Exploring highlighted HTML5, CSS3, and JavaScript technologies

Before we get into actually building a project, I want to take a few moments to talk about each of the key technologies we are using. In all, we're going to be targeting three different technologies: the range form element, drag and drop, and localStorage. Let's start with the form element range. Here is the basic code for a range form element. As you can see, it's an input tag where the type is set to range. And there are several other attributes that you need to include.

Minimum is now set to 0 in our example, maximum I have set at a 100, and then value is set to 50. Wherever you set the value is where the slider handle will appear to be on the range control. Now, there is also an optional attribute called step. Once you declared the step value, your range control will move in those increments. There is decent browser support for the range form element. Current versions of Chrome, Safari, and Opera already supporting it, and soon Internet Explorer 10.

The only major holdout is Firefox, which currently displays just a text field which the user can enter a value into if they choose. However, there is no interactive slider that they can move back and forth. One hopeful sign: I have noted in the Firefox development circles that they do seem to be working on this feature for some time in the future. If you are unsure of what browsers are supported at what level, I heartily recommend going to caniuse.com, and once you are there, just search for range.

Let me show you what the range input type looks like in Chrome. As you can see, here is that same code that we had: the range from 0 to 100 that starts off at 50. Now, it's pretty obvious that there is one big limitation to the current specification and browser implementation, and that is there is no associated value field to indicate what the slider is representing. It is, however, relatively easy to implement, as you'll see during our project, and I do want to point out there is at least one other ready-made option, which you can find on the jquerytools.org site.

Next up, let's take a look at drag and drop. Drag and drop has two different aspects to it: one minor but critical one on the HTML5 side and a much more robust series of options with the JavaScript API. On the HTML5 side all you need to do is to put in draggable=true into any object that you want to be able to drag. With JavaScript there are seven different events, covering everything from dragstart to drop.
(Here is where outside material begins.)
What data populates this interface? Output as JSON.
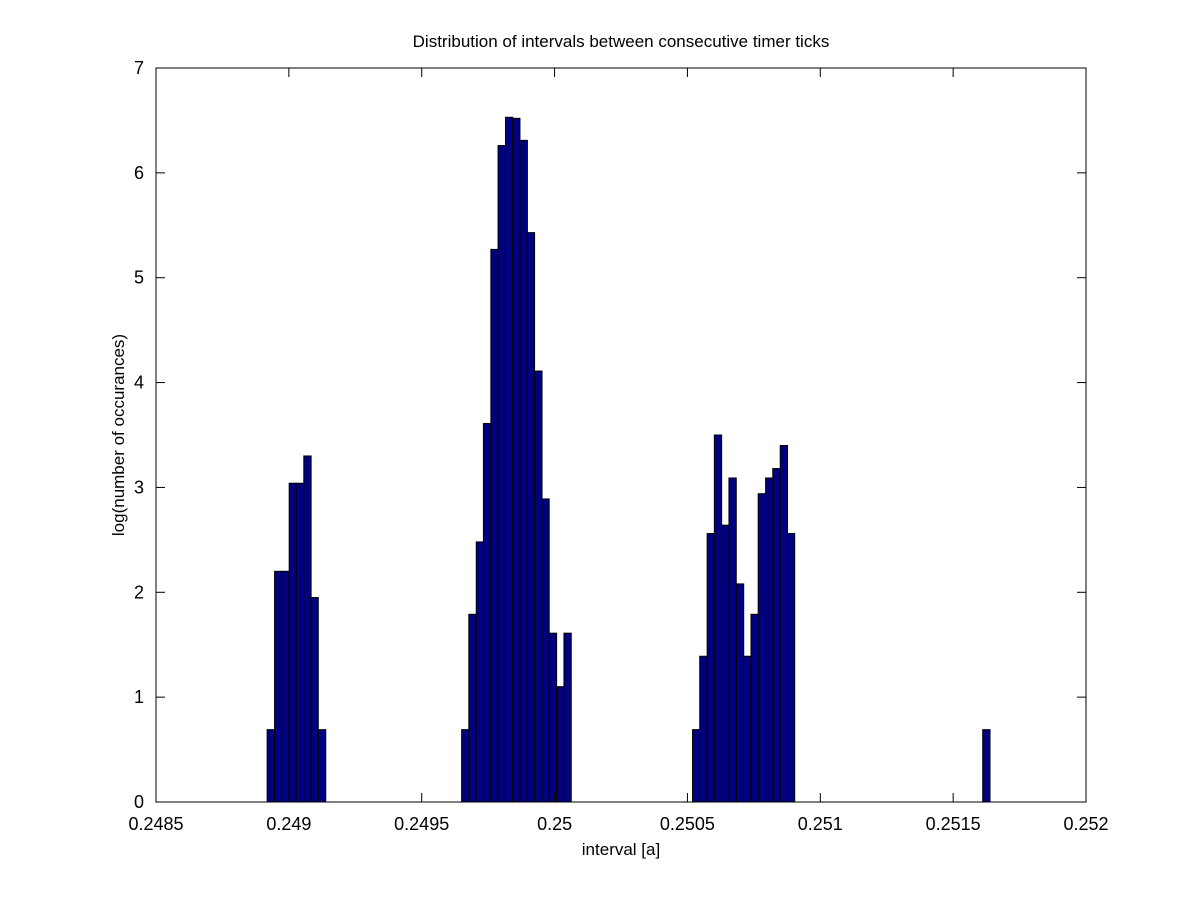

There is one key related object, and that's the dataTransfer object. This is used for, as the name implies, transferring information from a dragged object to a dropped one. So you set the data transfer object and the drag start event and then it's read in the drop event. The third technology used in this project is localStorage. localStorage is really very straightforward to use, and it adds a state to websites without delving into server-side coding.

Unlike with cookies, which is another way web developers have handled the state issue, local storage is handled through the browser cache. Significantly, it also has a much larger limit, as opposed to cookies. It's basically a name/value pair structure, and while there are ways around it-- primarily using JSON--you're normally storing and retrieving strings. There are essentially two simple commands. First localStorage.setItem. Here the first of the two arguments is the name of the item to be stored and the second is its value.

The second command, getItem, just uses one argument, and that's of course the name of the item you want to retrieve. Browser support for local storage is really rocking. You can find all the details on caniuse.com, under local storage. As you can see, it's been supported for quite some time, including all the way back to Internet Explorer 8. So those are the tools we get to play with as we enhance the user experience for an ecommerce catalog, starting in the next chapter.